Fichi

fichiLe proprietà dei fichi

I fichi non sono frutti per tutte le stagioni e per tutti i climi, anzi sono molto esigenti e possono essere coltivati solo nelle zone subtropicali o calde. In Italia la coltivazione garantisce buoni risultati tra la Sicilia, la parte meridionale della Calabria e il Salento. L’albero è piccolo, frondoso ed estremamente suscettibile dell’umidità del terreno. Si adatta a qualsiasi tipo di suolo, ma le caratteristiche del frutto ne sono enormemente condizionate. La raccolta avviene da giugno ad agosto.

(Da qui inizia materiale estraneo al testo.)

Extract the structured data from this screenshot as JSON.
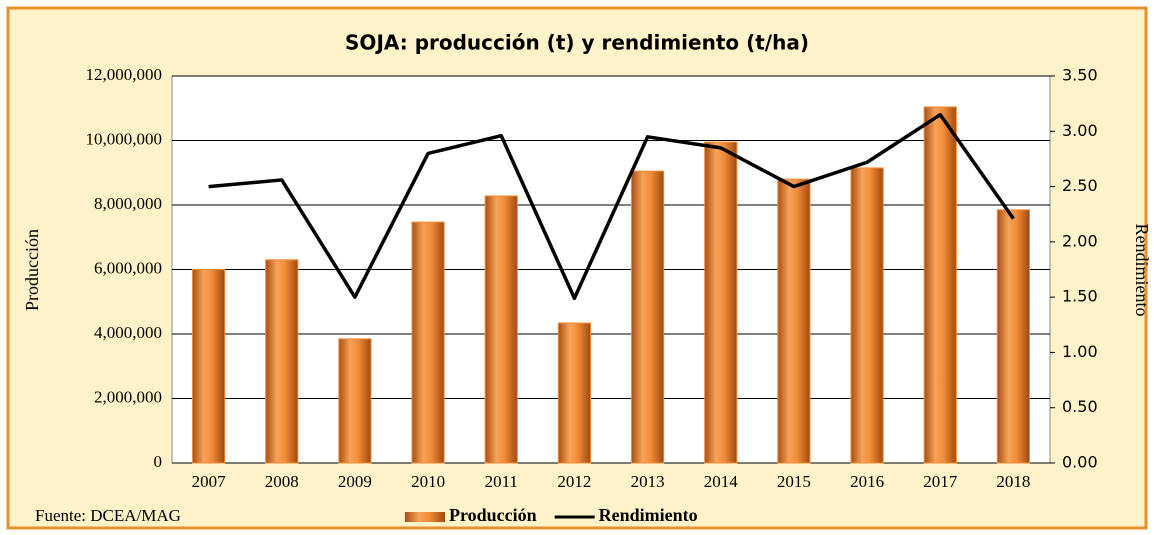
{
  "chart_data": {
    "type": "bar_line",
    "title": "SOJA: producción (t) y rendimiento (t/ha)",
    "ylabel": "Producción",
    "y2label": "Rendimiento",
    "source": "Fuente: DCEA/MAG",
    "categories": [
      "2007",
      "2008",
      "2009",
      "2010",
      "2011",
      "2012",
      "2013",
      "2014",
      "2015",
      "2016",
      "2017",
      "2018"
    ],
    "series": [
      {
        "name": "Producción",
        "type": "bar",
        "color": "#f28c38",
        "values": [
          6000000,
          6300000,
          3850000,
          7470000,
          8280000,
          4340000,
          9050000,
          9950000,
          8800000,
          9150000,
          11040000,
          7850000
        ]
      },
      {
        "name": "Rendimiento",
        "type": "line",
        "axis": "y2",
        "color": "#000000",
        "values": [
          2.5,
          2.56,
          1.5,
          2.8,
          2.96,
          1.49,
          2.95,
          2.85,
          2.5,
          2.72,
          3.15,
          2.21
        ]
      }
    ],
    "ylim": [
      0,
      12000000
    ],
    "yticks": [
      0,
      {
        "value": 2000000,
        "label": "2,000,000"
      },
      {
        "value": 4000000,
        "label": "4,000,000"
      },
      {
        "value": 6000000,
        "label": "6,000,000"
      },
      {
        "value": 8000000,
        "label": "8,000,000"
      },
      {
        "value": 10000000,
        "label": "10,000,000"
      },
      {
        "value": 12000000,
        "label": "12,000,000"
      }
    ],
    "y2lim": [
      0,
      3.5
    ],
    "y2ticks": [
      {
        "value": 0,
        "label": "0.00"
      },
      {
        "value": 0.5,
        "label": "0.50"
      },
      {
        "value": 1,
        "label": "1.00"
      },
      {
        "value": 1.5,
        "label": "1.50"
      },
      {
        "value": 2,
        "label": "2.00"
      },
      {
        "value": 2.5,
        "label": "2.50"
      },
      {
        "value": 3,
        "label": "3.00"
      },
      {
        "value": 3.5,
        "label": "3.50"
      }
    ],
    "grid": true,
    "legend": "bottom"
  }
}
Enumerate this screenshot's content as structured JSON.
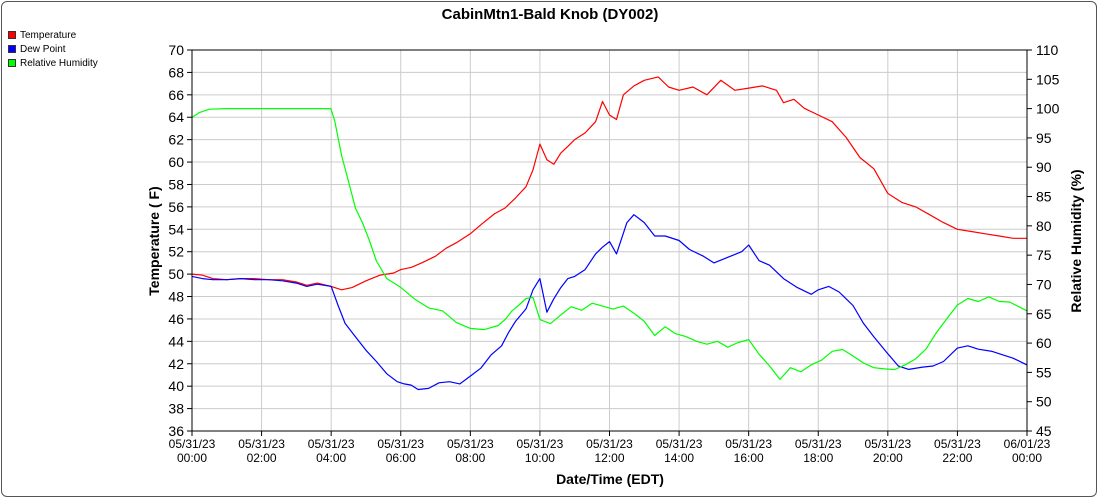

Il fico in sé è un frutto particolare, sembra più un dolce da dessert che un frutto. La consistenza è in genere morbida e pastosa, con un sentore zuccherino che va dal marcato al dominante. Le dimensioni sono contenute anche se estremamente variabili. La lunghezza si pone comunque nell’intervallo dei 4-7 cm. La buccia può essere tendente al verde o al viola scuro e più raramente tende al rosso.

Dal punto di vista nutrizionale si caratterizzano per un apporto calorico medio, pari a 47 kcal per 100 grammi. I fichi contengono potassio, ferro e calcio, nonché la vitamina A, la vitamina C e alcune del gruppo B. I fichi vantano anche proprietà debolmente lassative.

I principali tipi di fichi

Ecco una lista delle più diffuse varietà di fichi.

  • Brogiotto nero. Il frutto è di grandezza media, la buccia è scura e la polpa rosso vivo.
  • Brogiotto bianco. Simile al precedente, ma con la buccia verde e la polpa più chiara.
  • Callara. Dalla caratteristica forma a pera, si distingue per le dimensioni sopra la media, per una buccia viola chiaro e una polpa rosata.
  • Dattero. La buccia è molto scura e la polpa è rossa. E’ tra le varietà più dolci e matura tardivamente.
  • Dottato. E’ la varietà più diffusa in Italia. La buccia è verde e la polpa è bianca. Ha un sapore dolce e delicato.
  • Gentile. Ha una forma a cuore, valorizzata da dimensioni generose. La buccia è verde e la polpa rosso chiaro.
  • Verdino. Di piccole dimensioni con buccia verde e polpa rossastra. Varietà estremamente tardiva, si caratterizza per una dolcezza equilibrata.

Le possibili ricette

Il miglior modo per consumare i fichi è a crudo, come qualsiasi altro frutto. Tuttavia, possono essere protagonisti di interessanti ricette. Su tutti i fichi secchi, che in Sicilia e in Calabria sono un must e si trovano spesso nella variante leggermente caramellata o addizionata con il miele.

Ottima è anche la confettura, deliziosa sul pane abbrustolito o nelle preparazioni dolciarie. Possono fungere anche da ingrediente principale delle granite. Il frutto si presta anche a preparazioni ardite e rivisitazioni, come nel caso del tiramisù. Classica, invece, è l’applicazione (a pezzettini) in dolci quali lo strudel e i fagottini.